By combining existing techniques with entirely new approaches, the team aims to build 3D tumours that can be viewed in VR, providing an entirely new way to study the many different cells that make up a tumour.

By viewing the data in a 3D virtual environment, researchers will be able to walk right through the tumour, allowing them to examine how the cancer landscape, made up of cancer cells, immune cells and connective tissue, varies between and within tumours. They could also perform scientific analyses in real-time.

Scrutinising every detail of a tumour in this way could transform the way cancer is understood, opening up ways for doctors to match patients to the best course of treatment for them.

And the immersive experience should also open new opportunities for scientific collaboration. Researchers and physicians anywhere in the world could meet in VR spaces to study tumours in ways that simply aren’t possible in 2D.

An entirely new way to study the many different cells that make up a tumour

Professor Greg Hannon

5. The Intelligent Knife (iKnife)

For some people with cancer, surgery can cure their disease.

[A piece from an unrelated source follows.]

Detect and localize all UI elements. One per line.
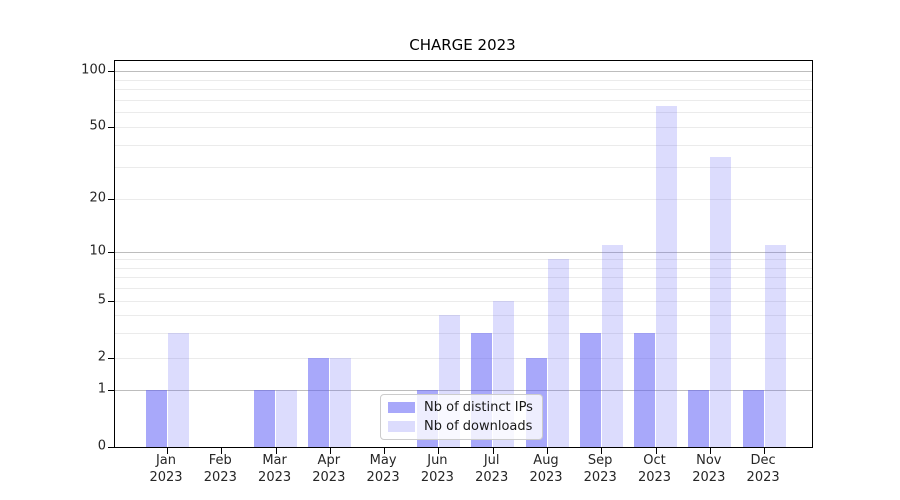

The problem is that surgeons tread a delicate line in trying to remove all the cancer without taking more healthy tissue than necessary.

In breast cancer, for instance, surgeons commonly cannot easily detect where the tumour starts or stops. As a result, 20-30% of patients will go on to need further surgery to remove breast tissue to confirm that the tumour has been adequately removed.

Modern surgery, including cancer surgery, often involves electrical devices that cut through tissues by vaporising them.

The iKnife, which can tell cancerous and healthy tissue apart

The iKnife, which can tell cancerous and healthy tissue apart

The iKnife, developed by Prof Zoltan Takats and researchers in Budapest and London, is an experimental, and potentially revolutionary, surgical device that captures the smoke produced as it cuts, and analyses it to identify the chemical signatures of cancerous and healthy tissue.

This allows surgeons to tell, in real time, what sort of tissue they’re cutting through to ensure they remove as much cancerous tissue as possible.

Ongoing trials of the device, supported by us and led by Daniel Leff, reader and consultant oncoplastic breast surgeon at Imperial College, London, are testing whether it is more accurate than conventional breast cancer surgery, and can reduce the need for multiple operations. Other trials are testing the iKnife in other types of the disease, including cervical cancer.